Staff recommends fixing “fully functional” e-mail system


By Geoff Davidian

SHOREWOOD, WI. (July 31, 2004) – In settling a public records lawsuit last spring, the village agreed to establish by June 1, 2004 an e-mail server so that official correspondence could be archived for public access under the Wisconsin public records act.


On Monday night, trustees will revisit the e-mail issue because although the government has provided “” e-mail addresses to elected officials, trustees frequently have been unable to access correspondence or attachments through the official system.


In addition, only Trustee Michael Phinney has responded to e-mail sent to him at his official e-mail address, suggesting that trustees are either not receiving correspondence or are not accessing it.


In a July 29, 2004 memorandum to the Village Board, Leeann Butschlick, assistant to the village manager, writes that “Staff believes that the Village is in full compliance with this agreement,” but acknowledges that there are “issues” related to “remote access to the system, not the integrity of the system itself.”

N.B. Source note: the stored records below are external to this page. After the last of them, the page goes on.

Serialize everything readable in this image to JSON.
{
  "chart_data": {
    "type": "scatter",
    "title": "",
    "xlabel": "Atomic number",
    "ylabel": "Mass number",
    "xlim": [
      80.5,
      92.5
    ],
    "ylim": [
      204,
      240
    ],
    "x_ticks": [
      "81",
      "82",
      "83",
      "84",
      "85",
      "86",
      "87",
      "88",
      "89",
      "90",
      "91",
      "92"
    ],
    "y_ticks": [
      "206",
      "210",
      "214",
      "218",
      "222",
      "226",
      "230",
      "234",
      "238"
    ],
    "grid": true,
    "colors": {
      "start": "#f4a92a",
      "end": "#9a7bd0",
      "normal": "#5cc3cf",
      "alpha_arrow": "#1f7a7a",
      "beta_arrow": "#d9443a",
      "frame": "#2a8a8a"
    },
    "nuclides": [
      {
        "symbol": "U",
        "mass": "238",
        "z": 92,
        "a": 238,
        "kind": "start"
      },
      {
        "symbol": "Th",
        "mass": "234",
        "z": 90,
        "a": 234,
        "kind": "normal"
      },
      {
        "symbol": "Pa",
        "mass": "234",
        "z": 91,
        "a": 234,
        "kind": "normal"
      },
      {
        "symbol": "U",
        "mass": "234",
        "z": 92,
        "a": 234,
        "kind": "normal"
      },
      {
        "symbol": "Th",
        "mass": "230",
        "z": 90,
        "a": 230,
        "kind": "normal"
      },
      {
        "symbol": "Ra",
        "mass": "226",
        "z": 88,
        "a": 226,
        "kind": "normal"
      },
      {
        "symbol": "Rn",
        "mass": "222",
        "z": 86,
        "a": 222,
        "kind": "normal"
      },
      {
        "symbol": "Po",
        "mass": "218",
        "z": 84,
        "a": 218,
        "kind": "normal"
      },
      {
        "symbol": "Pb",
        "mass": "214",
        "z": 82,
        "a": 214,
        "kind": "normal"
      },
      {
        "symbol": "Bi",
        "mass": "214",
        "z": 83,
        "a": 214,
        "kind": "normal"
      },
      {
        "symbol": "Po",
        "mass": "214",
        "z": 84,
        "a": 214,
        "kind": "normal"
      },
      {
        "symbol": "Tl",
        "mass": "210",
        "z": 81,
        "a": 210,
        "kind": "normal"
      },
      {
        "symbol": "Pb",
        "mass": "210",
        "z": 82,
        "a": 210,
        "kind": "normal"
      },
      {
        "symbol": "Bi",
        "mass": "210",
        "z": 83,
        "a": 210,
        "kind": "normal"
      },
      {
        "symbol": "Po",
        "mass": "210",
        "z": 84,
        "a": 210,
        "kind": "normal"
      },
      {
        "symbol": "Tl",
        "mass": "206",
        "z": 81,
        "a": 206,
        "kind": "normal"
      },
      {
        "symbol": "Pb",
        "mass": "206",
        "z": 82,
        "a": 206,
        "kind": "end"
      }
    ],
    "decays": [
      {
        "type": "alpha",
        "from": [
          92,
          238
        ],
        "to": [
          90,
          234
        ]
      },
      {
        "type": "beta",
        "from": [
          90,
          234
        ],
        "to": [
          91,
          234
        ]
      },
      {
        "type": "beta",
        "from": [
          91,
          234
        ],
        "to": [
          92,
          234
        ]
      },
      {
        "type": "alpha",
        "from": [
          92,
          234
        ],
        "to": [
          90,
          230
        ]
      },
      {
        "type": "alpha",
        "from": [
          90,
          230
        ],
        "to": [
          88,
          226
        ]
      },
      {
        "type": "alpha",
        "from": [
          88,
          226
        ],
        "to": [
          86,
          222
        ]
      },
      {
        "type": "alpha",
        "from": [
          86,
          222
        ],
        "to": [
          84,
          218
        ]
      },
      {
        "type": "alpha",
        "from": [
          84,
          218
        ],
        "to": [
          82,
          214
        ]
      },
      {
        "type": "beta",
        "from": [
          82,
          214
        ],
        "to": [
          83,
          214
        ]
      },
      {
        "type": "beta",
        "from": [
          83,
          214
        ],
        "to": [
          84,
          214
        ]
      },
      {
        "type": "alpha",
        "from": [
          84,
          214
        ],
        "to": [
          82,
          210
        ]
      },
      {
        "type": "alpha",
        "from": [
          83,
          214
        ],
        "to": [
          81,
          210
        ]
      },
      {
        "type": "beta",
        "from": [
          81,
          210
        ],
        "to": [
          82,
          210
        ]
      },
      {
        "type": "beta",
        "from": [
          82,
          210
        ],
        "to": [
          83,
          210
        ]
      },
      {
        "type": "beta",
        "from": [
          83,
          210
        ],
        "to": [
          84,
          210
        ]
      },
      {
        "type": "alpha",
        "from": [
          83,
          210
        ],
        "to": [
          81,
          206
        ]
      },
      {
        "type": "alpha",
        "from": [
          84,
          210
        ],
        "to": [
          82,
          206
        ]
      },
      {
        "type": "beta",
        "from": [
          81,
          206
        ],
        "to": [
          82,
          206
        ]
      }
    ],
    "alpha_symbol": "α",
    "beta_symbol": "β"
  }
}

“The system has been fully functional since June 1, 2004 as required in the agreement.”


How a system can be fully functional while not allowing trustees to access their correspondence may be explained Monday.


Although the system has been “fully functional since June 1,” Butschlick writes, “staff has made numerous attempts to address the difficulties some Trustees experience when attempting to access the Village email system; however it seems apparent at this point that staff does not have the technical expertise to accurately identify nor correct the access problems experienced by some users.”

“Staff requests that it be authorized to negotiate a time and materials contract with Mike Armstrong, the Village's IT consultant, to identify the problems at each remote access location.”


Village staff apparently considers the existence of the equipment itself, plugged in and working, as complying with the settlement agreement, which meant to ensure that trustees communicate openly and retain public records at a central location.


If staff considers the existence of the e-mail server as “fully functional” in the spirit of the settlement, then the Village Board should reject the proposal to contract with an IT consultant to identify problems, since a “fully functional” system would already be “fully functional.”


But if it is necessary to contract with an IT specialist because trustees are not able to use the system, staff should not report to the governing body that the system is “fully functional,” because a “fully functional” system would require no one “to identify the problems at each remote access location.”


The suit was brought at a time when former Village President Rodney Dow was using e-mail to communicate with a majority of trustees regarding issues that were to be discussed in public sessions.


E-mail correspondence among a group of public officials involving an issue that will be voted on raises questions of legality under the state public meetings law.


Despite the requirement that public officials retain documents regarding their official duties, Trustee Ellen Eckman and former Trustee Vida Langenkamp did not retain all their correspondence.


In settling the lawsuit, the village agreed to create an official system so that officials would communicate on public matters in a way that could be monitored, and in a way that would reassure the public that village business was not being subverted by any former officials or lobbyists.